Chuck Weyant
- Born: April 3, 1923 St. Mary's, Ohio, U.S.
- Died: January 23, 2017 (aged 93)

Formula One World Championship career
- Nationality: American
- Active years: 1952, 1954–1955, 1957–1959
- Teams: Kurtis Kraft, Kuzma, Dunn, Silnes, Koehnle
- Entries: 6 (4 starts)
- Championships: 0
- Wins: 0
- Podiums: 0
- Career points: 0
- Pole positions: 0
- Fastest laps: 0
- First entry: 1955 Indianapolis 500
- Last entry: 1959 Indianapolis 500

= Chuck Weyant =

American racecar driver (1923–2017)

Chuck Weyant (April 3, 1923 – January 23, 2017) was an American racecar driver. He was born in St. Mary's, Ohio.

Until his death, Weyant was the oldest living Indianapolis 500 veteran. He died on January 24, 2017, at the age of 93.

==Midget cars==
Weyant came from a racing family. He started out racing against his brother and father in the early 1940s before the US joined World War II. He had his first win in 1947 after the war.
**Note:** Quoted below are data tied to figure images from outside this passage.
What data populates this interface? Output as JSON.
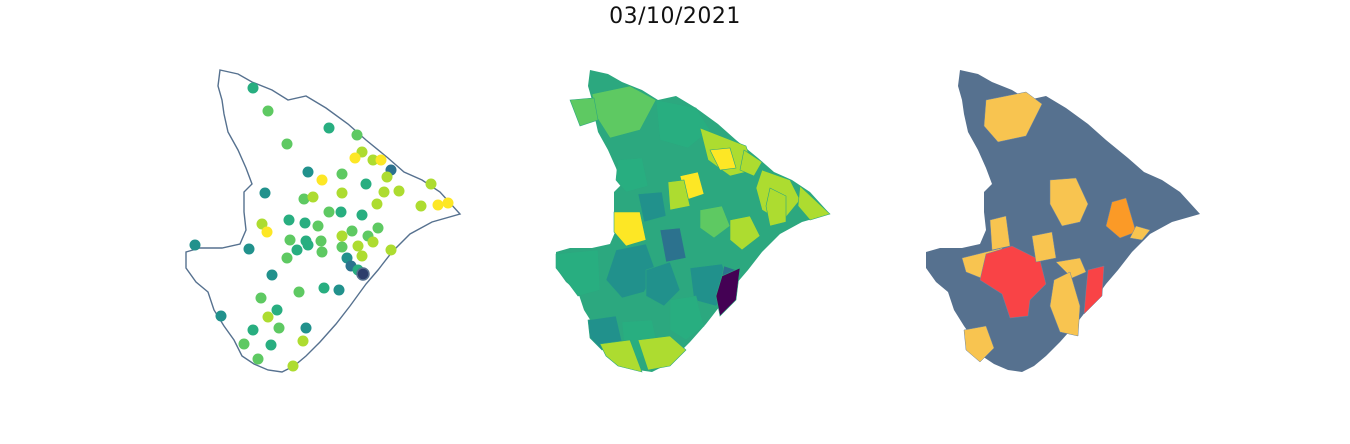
{
  "figure": {
    "title": "03/10/2021"
  },
  "panels": [
    {
      "kind": "point-map",
      "outline_color": "#56718f",
      "colormap": "viridis"
    },
    {
      "kind": "choropleth",
      "colormap": "viridis"
    },
    {
      "kind": "categorical-choropleth",
      "category_colors": {
        "low": "#56718f",
        "moderate": "#f8c450",
        "high": "#fb9a27",
        "very_high": "#f94346"
      }
    }
  ]
}
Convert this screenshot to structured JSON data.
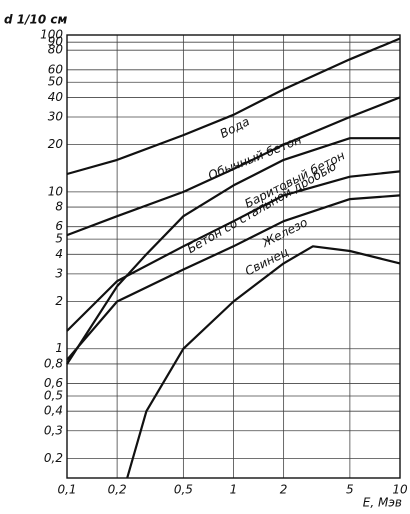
{
  "chart_data": {
    "type": "line",
    "y_label": "d 1/10 см",
    "x_label": "E, Мэв",
    "log_x": true,
    "log_y": true,
    "grid": true,
    "xlim": [
      0.1,
      10
    ],
    "ylim": [
      0.15,
      100
    ],
    "xticks": [
      {
        "value": 0.1,
        "label": "0,1"
      },
      {
        "value": 0.2,
        "label": "0,2"
      },
      {
        "value": 0.5,
        "label": "0,5"
      },
      1,
      2,
      5,
      10
    ],
    "yticks": [
      100,
      90,
      80,
      60,
      50,
      40,
      30,
      20,
      10,
      8,
      6,
      5,
      4,
      3,
      2,
      1,
      {
        "value": 0.8,
        "label": "0,8"
      },
      {
        "value": 0.6,
        "label": "0,6"
      },
      {
        "value": 0.5,
        "label": "0,5"
      },
      {
        "value": 0.4,
        "label": "0,4"
      },
      {
        "value": 0.3,
        "label": "0,3"
      },
      {
        "value": 0.2,
        "label": "0,2"
      }
    ],
    "series": [
      {
        "name": "Вода",
        "color": "#111",
        "x": [
          0.1,
          0.2,
          0.5,
          1,
          2,
          5,
          10
        ],
        "values": [
          13,
          16,
          23,
          31,
          45,
          70,
          95
        ]
      },
      {
        "name": "Обычный бетон",
        "color": "#111",
        "x": [
          0.1,
          0.2,
          0.5,
          1,
          2,
          5,
          10
        ],
        "values": [
          5.3,
          7,
          10,
          14,
          20,
          30,
          40
        ]
      },
      {
        "name": "Баритовый бетон",
        "color": "#111",
        "x": [
          0.1,
          0.2,
          0.3,
          0.5,
          1,
          2,
          5,
          10
        ],
        "values": [
          0.8,
          2.5,
          4,
          7,
          11,
          16,
          22,
          22
        ]
      },
      {
        "name": "Бетон со стальной дробью",
        "color": "#111",
        "x": [
          0.1,
          0.2,
          0.5,
          1,
          2,
          5,
          10
        ],
        "values": [
          1.3,
          2.7,
          4.5,
          6.5,
          9.5,
          12.5,
          13.5
        ]
      },
      {
        "name": "Железо",
        "color": "#111",
        "x": [
          0.1,
          0.2,
          0.5,
          1,
          2,
          5,
          10
        ],
        "values": [
          0.85,
          2,
          3.2,
          4.5,
          6.5,
          9,
          9.5
        ]
      },
      {
        "name": "Свинец",
        "color": "#111",
        "x": [
          0.23,
          0.3,
          0.5,
          1,
          2,
          3,
          5,
          10
        ],
        "values": [
          0.15,
          0.4,
          1,
          2,
          3.5,
          4.5,
          4.2,
          3.5
        ]
      }
    ]
  }
}
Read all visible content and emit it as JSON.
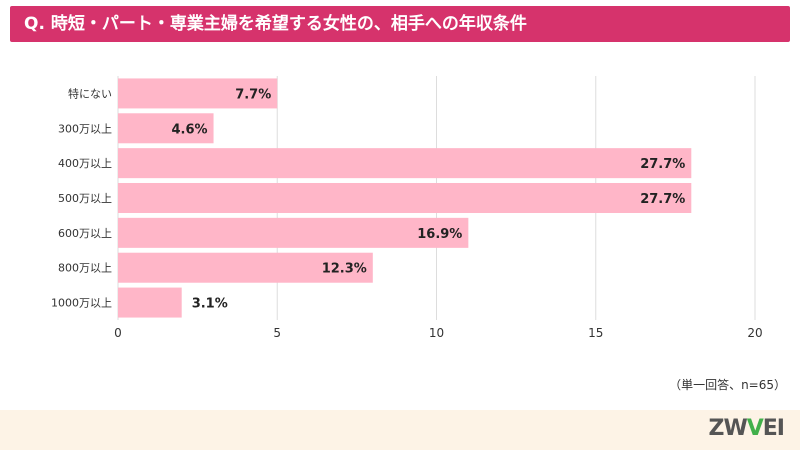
{
  "header": {
    "title": "Q. 時短・パート・専業主婦を希望する女性の、相手への年収条件"
  },
  "chart_data": {
    "type": "bar",
    "orientation": "horizontal",
    "title": "Q. 時短・パート・専業主婦を希望する女性の、相手への年収条件",
    "categories": [
      "特にない",
      "300万以上",
      "400万以上",
      "500万以上",
      "600万以上",
      "800万以上",
      "1000万以上"
    ],
    "counts": [
      5,
      3,
      18,
      18,
      11,
      8,
      2
    ],
    "percent_labels": [
      "7.7%",
      "4.6%",
      "27.7%",
      "27.7%",
      "16.9%",
      "12.3%",
      "3.1%"
    ],
    "xlim": [
      0,
      20
    ],
    "xticks": [
      0,
      5,
      10,
      15,
      20
    ],
    "grid": "vertical",
    "bar_color": "#ffb6c8"
  },
  "footer": {
    "note": "（単一回答、n=65）",
    "logo_prefix": "ZW",
    "logo_v": "V",
    "logo_suffix": "EI"
  }
}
Weyant won track titles at Charleston and Belleville, Illinois. The finished in the top 25 in the National points battle nine times between 1951 and 1971. He won at least 64 feature events, including 13 National events. One of his greatest victories was the 1955 Hut Hundred at the Terre Haute Action Track.

==Championship cars==
Weyant raced in the AAA and USAC Championship Car series in the 1952–1959 seasons, with 21 career starts, including the 1955 and 1957-1959 Indianapolis 500 races. He finished in the top-ten five times, with his best finish in eighth position in 1954 at Las Vegas and in 1959 at Milwaukee.

==Career awards==
- Weyant was inducted in the National Midget Auto Racing Hall of Fame.

==Indianapolis 500 results==

| Year | Car | Start | Qual | Rank | Finish | Laps | Led | Retired |
|---|---|---|---|---|---|---|---|---|
| 1955 | 41 | 25 | 138.063 | 25 | 12 | 196 | 0 | Flagged |
| 1957 | 82 | 25 | 141.105 | 18 | 14 | 196 | 0 | Flagged |
| 1958 | 89 | 29 | 142.608 | 29 | 24 | 38 | 0 | Crash T4 |
| 1959 | 47 | 29 | 141.950 | 28 | 28 | 45 | 0 | Crash T3 |
| Totals |  |  |  |  |  | 475 | 0 |  |

| Starts | 4 |
| Poles | 0 |
| Front Row | 0 |
| Wins | 0 |
| Top 5 | 0 |
| Top 10 | 0 |
| Retired | 2 |

==World Championship career summary==
The Indianapolis 500 was part of the FIA World Championship from 1950 through 1960. Drivers competing at Indy during those years were credited with World Championship points and participation. Weyant participated in four World Championship races but scored no World Championship points.